Haven’t rtft but have read all OP posts. Don’t really know where to start with this the thinking appears so confused…
If you want to give your child the right school and best opportunities for them, you will need to look at all kids of schools to determine what that is. You don’t say how old your child is, but this is not a ‘one and done’ decision - there are entry points to private at various times and you can always see how you get on, and indeed move in either direction depending on circumstances.
I don’t feel it is helpful to look at education as a purely input/output situation (the ‘value add’) you keep speaking of. You don’t know what that might look like for your child, so ant this point if is partly unknowable and, as you have identified, much is intangible. Some of it is also just that a lot of the children you’ve met at these schools experience privilege in many areas of their lives, it is not just because they are at private school.
There seems to be an aspiration about the “elite” and a comparison that other privates are just like state with fees.
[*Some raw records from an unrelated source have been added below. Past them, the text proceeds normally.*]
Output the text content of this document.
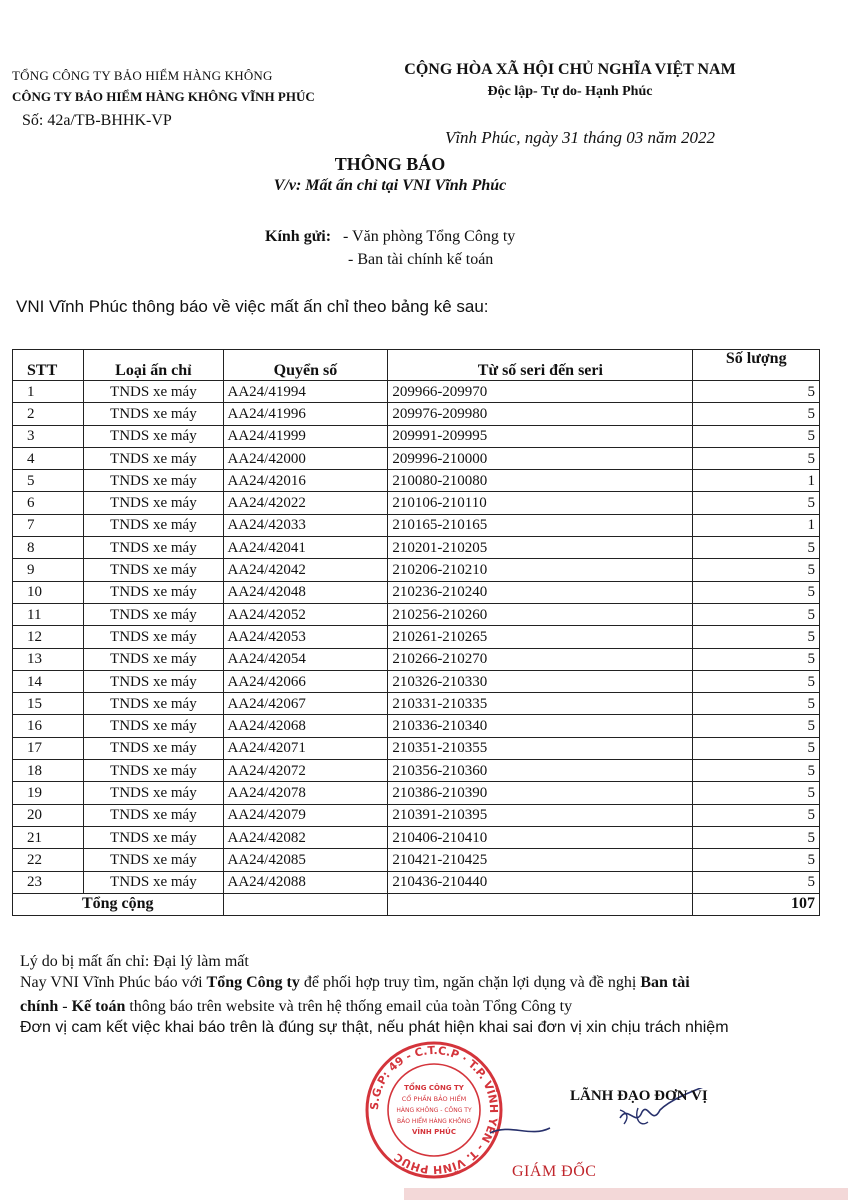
TỔNG CÔNG TY BẢO HIỂM HÀNG KHÔNG
CÔNG TY BẢO HIỂM HÀNG KHÔNG VĨNH PHÚC
Số: 42a/TB-BHHK-VP
CỘNG HÒA XÃ HỘI CHỦ NGHĨA VIỆT NAM
Độc lập- Tự do- Hạnh Phúc
Vĩnh Phúc, ngày 31 tháng 03 năm 2022
THÔNG BÁO
V/v: Mất ấn chỉ tại VNI Vĩnh Phúc
Kính gửi: - Văn phòng Tổng Công ty
- Ban tài chính kế toán
VNI Vĩnh Phúc thông báo về việc mất ấn chỉ theo bảng kê sau:
STT	Loại ấn chỉ	Quyển số	Từ số seri đến seri	Số lượng
1	TNDS xe máy	AA24/41994	209966-209970	5
2	TNDS xe máy	AA24/41996	209976-209980	5
3	TNDS xe máy	AA24/41999	209991-209995	5
4	TNDS xe máy	AA24/42000	209996-210000	5
5	TNDS xe máy	AA24/42016	210080-210080	1
6	TNDS xe máy	AA24/42022	210106-210110	5
7	TNDS xe máy	AA24/42033	210165-210165	1
8	TNDS xe máy	AA24/42041	210201-210205	5
9	TNDS xe máy	AA24/42042	210206-210210	5
10	TNDS xe máy	AA24/42048	210236-210240	5
11	TNDS xe máy	AA24/42052	210256-210260	5
12	TNDS xe máy	AA24/42053	210261-210265	5
13	TNDS xe máy	AA24/42054	210266-210270	5
14	TNDS xe máy	AA24/42066	210326-210330	5
15	TNDS xe máy	AA24/42067	210331-210335	5
16	TNDS xe máy	AA24/42068	210336-210340	5
17	TNDS xe máy	AA24/42071	210351-210355	5
18	TNDS xe máy	AA24/42072	210356-210360	5
19	TNDS xe máy	AA24/42078	210386-210390	5
20	TNDS xe máy	AA24/42079	210391-210395	5
21	TNDS xe máy	AA24/42082	210406-210410	5
22	TNDS xe máy	AA24/42085	210421-210425	5
23	TNDS xe máy	AA24/42088	210436-210440	5
Tổng cộng				107
Lý do bị mất ấn chỉ: Đại lý làm mất
Nay VNI Vĩnh Phúc báo với Tổng Công ty để phối hợp truy tìm, ngăn chặn lợi dụng và đề nghị Ban tài
chính - Kế toán thông báo trên website và trên hệ thống email của toàn Tổng Công ty
Đơn vị cam kết việc khai báo trên là đúng sự thật, nếu phát hiện khai sai đơn vị xin chịu trách nhiệm
S.G.P: 49 - C.T.C.P · T.P. VĨNH YÊN - T. VĨNH PHÚC
TỔNG CÔNG TY
CỔ PHẦN BẢO HIỂM
HÀNG KHÔNG - CÔNG TY
BẢO HIỂM HÀNG KHÔNG
VĨNH PHÚC
LÃNH ĐẠO ĐƠN VỊ
GIÁM ĐỐC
To some extent this might be true but be careful not to confuse traits that can quickly become arrogance/entitlement with an excellent education. You don’t say where you are but eg. there are top London day schools which I would say are educationally superior to places like eton/harrow in terms of producing well-rounded pupils. Also, if your son is not yet at school you have no idea of the weight the state system in many areas is currently dealing with and the impact of long term chronic underfunding not just in education but also in health etc. CAHMS waitlists here are 40 months at the moment and this impacts children, families and schools. What you perceive as “just like state school” may in fact be “just like you’d like state school to be - but it often can’t be that right now”.
More importantly than any of this is that the ‘grief’ you feel doesn’t appear to be about education per se - as someone who has built their own success I imagine you would be able to navigate a change of school at 7/11/13/16. I suggest it is far more about the route feeling closed off entirely due to your husband’s attitude. And this is something I think you’re struggling with and using ‘value add’ to avoid confronting it. First, what a prejudiced attitude he has to assume all parents at private schools are arrogant, entitled, snobbish etc etc. I mean, pick your school (and some doubtless will be) but is that what you find at work? Are all your successful colleagues (those you seek to admire in terms of confidence etc) this way? If anyone suggested all parents at state schools were any particular way they would/should be savaged. As a parent it is part of your job not to let your insecurities impact your children’s attitudes and opportunities. Is your child not to play at a someone’s house because it is bigger than yours? Or go somewhere with them because they have a fancier car?
Your husband’s fears are understandable, but he needs to deal with them himself. He will meet people he doesn’t like in all kinds of places - as well as those he does. If he feels emasculated by your success perhaps he should have considered that a while ago… I daresay there are other elements of your success he quite enjoys?!
importantly, you don’t have to allow his feelings on this to rule ywhat should be joint decisions in your child’s interests. That doesn’t mean it has to be a hill to die on either. But it is this which I would raise and monitor, with a view to agreeing a compromise (eg. that you will keep things under review and both be open to a change of tack). Being in a relationship where you don’t feel able to really see things from each others’ perspectives, or where you feel your child’s interests aren’t fundamental is indeed very upsetting and a loss.
As a cautionary tale… I know someone who went to a comp. After leaving, and initially going off to a low rung uni which he did not enjoy, he decided to apply to Oxford off his own bat. He got in and saved his acceptance letter to share with his parents on Christmas Day. His dad’s response? “Oh you’re all fancy now are you, and don’t want anything to do with the likes of us?”
That was over 30 years ago and his dad hasn’t seen his granddaughter in 8 years (not just because of that, but it sets the tone…)
Sorry this is so long, but can I suggest your husband needs to work on himself and try not to let his hang-ups disadvantage his child both in general terms and on this issue in particular? He’s not much of a man if he can’t see that this is his problem - not yours and certainly not his child’s. Don’t make it yours - you shouldn’t feel you just cave wholesale to his feelings.